Performance Methodology

How we calculate leaderboard metrics — transparent and honest.

Introduction

Transparency is core to our platform. This page explains exactly how performance metrics on the Discover leaderboard are calculated. No hidden formulas, no marketing spin — just the facts from our codebase.

How Returns Are Calculated

We capture portfolio snapshots every 15 minutes, recording total value (cash + holdings at market value). Returns are computed from these snapshots using the formula:

(end_value − start_value) / start_value × 100

Time windows supported: 24 hours, 7 days, 30 days, 1 year, and all-time.

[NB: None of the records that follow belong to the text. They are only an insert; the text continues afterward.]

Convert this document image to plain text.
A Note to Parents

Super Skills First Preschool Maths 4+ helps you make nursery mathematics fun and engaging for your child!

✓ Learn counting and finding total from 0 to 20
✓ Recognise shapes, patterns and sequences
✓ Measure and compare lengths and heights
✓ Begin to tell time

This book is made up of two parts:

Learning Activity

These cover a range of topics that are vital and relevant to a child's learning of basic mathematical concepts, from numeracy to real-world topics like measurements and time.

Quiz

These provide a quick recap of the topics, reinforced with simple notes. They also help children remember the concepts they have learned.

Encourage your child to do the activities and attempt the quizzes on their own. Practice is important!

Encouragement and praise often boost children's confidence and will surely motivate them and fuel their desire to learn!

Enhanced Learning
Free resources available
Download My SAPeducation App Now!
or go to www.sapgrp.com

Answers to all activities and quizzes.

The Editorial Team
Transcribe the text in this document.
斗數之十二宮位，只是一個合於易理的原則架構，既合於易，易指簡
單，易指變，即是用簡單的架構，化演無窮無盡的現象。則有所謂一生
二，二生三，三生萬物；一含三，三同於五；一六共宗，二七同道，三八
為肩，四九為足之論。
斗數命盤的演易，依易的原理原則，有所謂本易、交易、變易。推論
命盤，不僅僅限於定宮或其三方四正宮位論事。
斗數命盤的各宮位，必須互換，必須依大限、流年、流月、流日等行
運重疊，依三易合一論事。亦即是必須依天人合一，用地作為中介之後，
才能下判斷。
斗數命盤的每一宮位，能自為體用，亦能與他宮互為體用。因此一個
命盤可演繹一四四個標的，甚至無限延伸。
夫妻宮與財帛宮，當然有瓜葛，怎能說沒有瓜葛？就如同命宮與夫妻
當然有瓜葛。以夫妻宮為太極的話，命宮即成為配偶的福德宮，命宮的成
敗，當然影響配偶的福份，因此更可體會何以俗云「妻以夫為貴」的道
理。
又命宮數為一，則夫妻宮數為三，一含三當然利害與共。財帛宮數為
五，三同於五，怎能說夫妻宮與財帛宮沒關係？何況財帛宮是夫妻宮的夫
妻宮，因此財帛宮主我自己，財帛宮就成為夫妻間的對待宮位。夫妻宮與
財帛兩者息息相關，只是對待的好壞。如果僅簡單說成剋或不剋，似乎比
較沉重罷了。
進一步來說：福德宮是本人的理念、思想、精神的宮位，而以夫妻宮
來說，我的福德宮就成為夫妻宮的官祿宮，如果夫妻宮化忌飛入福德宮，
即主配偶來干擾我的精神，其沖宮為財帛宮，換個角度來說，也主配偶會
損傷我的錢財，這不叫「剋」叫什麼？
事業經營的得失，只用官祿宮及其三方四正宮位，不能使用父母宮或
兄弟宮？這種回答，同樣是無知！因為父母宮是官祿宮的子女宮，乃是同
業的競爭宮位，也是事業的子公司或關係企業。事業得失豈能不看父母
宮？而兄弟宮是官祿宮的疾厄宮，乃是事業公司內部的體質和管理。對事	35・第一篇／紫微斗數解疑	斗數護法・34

For all-time returns, we use:

(latest_value − initial_allocation) / initial_allocation × 100

Net of Fees

Returns are net of trading fees. Cash balance already reflects fees deducted at trade execution. For SELL trades, revenue = trade_value − fee. For BUY trades, cost = trade_value + fee. This means leaderboard returns show what the bot actually earned after costs.

Live Bots Only

Only live bots appear on the leaderboard — paper trading bots are excluded. This ensures performance reflects real market conditions, real execution, and real slippage.

Win/Loss Ratio

Win/loss is based on individual SELL trades. A win is a trade where realized PnL > 0 (sold for more than average cost basis). A loss is a trade where realized PnL ≤ 0.

Leaderboard Ranking

Sort options: Most Followed, Top 24h, Top 7d, Top 30d, Top 1y. Performance cache refreshes every 5 minutes.

Maximum drawdown

Maximum drawdown is shown on the leaderboard. We compute it from portfolio snapshots in time order: we track the running peak portfolio value, and at each snapshot measure drawdown as (peak − current) / peak. The value displayed is the largest such drawdown over the bot's history (as a negative percentage, e.g. −12.3%).

Volatility

Volatility on the leaderboard is the sample standard deviation of daily returns, derived from portfolio snapshots. For each calendar day we use the last snapshot of that day as the closing value, then compute day-over-day returns. A higher percentage means larger day-to-day swings in portfolio value (before any annualization).

Sample duration

Each bot lists Running since as the number of days from when the bot was created to now. Longer histories give more context for returns, drawdown, and volatility; very short samples should be interpreted cautiously.

Important Caveats

  • Only running or paused bots with positive all-time return appear on the leaderboard. This creates survivorship bias — we disclose this openly.
  • Bots with negative all-time returns are filtered from the public view.
  • Past performance is not indicative of future results.
  • Leaderboard rankings can change rapidly.
  • Following a top-performing bot does not guarantee you will achieve the same returns.
  • Market conditions, timing, and allocation can all affect follower results differently.
  • Follower slippage: Followers may experience different results than the leader due to entry timing, allocation size, and market conditions at the time they copy.

Methodology Updates

This page will be updated if our calculation methods change. We believe in transparency — when we adjust how we measure performance, we'll document it here.